Looking for more spaghetti squash ideas? Try Bobby Flay's Spaghetti Squash Shrimp Scampi or Daphne Oz's Lightened-Up Cacio e Pepe with Spaghetti Squash.
Preheat oven to 450°F. Line a large baking sheet with foil, then parchment.
Halve the spaghetti squash across, trimming the top vine and shaving the bottom a bit. Scoop out the seeds. The squash strings grow sideways so the "spaghetti" effect will appear longer when it roasts this way. Halving the squash lengthwise, however, is more impressive on a dinner platter as the surface area is double the size; the squash is equally delicious, of course, just shorter stands of "spaghetti" in appearance. Spray the squash lightly with olive oil, season with salt and pepper and roast about 40 to 45 minutes, cut-side down.

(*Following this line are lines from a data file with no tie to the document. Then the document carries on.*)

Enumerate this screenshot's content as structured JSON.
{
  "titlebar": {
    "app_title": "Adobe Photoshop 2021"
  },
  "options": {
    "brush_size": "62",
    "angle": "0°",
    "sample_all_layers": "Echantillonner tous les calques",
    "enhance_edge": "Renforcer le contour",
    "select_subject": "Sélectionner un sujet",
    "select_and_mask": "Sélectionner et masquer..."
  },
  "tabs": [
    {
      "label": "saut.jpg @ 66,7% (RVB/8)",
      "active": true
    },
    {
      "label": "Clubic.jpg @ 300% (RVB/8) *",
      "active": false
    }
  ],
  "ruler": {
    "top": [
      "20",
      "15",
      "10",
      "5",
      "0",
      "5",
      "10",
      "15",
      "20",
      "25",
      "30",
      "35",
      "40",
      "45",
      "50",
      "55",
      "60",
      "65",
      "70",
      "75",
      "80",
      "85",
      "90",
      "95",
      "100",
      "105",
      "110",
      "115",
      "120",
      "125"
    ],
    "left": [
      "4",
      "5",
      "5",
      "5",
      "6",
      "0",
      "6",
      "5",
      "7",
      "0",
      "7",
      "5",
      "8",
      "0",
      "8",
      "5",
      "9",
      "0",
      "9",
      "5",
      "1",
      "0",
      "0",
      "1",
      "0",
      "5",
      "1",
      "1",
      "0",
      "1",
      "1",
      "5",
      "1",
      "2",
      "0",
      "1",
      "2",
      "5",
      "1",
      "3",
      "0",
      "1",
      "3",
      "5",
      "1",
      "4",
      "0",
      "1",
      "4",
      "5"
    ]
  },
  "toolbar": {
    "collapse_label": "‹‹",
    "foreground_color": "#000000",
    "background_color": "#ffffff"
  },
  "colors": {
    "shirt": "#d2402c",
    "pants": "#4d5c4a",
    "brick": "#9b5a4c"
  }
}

Heat EVOO, about ½ cup, over low and swirl garlic in the oil with chili paste or flakes, 2 minutes or so. Remove from heat.
Shred squash with a fork and toss with one-fourth of the garlic oil, 2 tablespoons of the parsley and ¼ cup grated parm in each squash. Top with shredded mozzarella and bake 3 to 5 minutes to bubble and brown the mozz. Top with thyme and serve half a squash per person.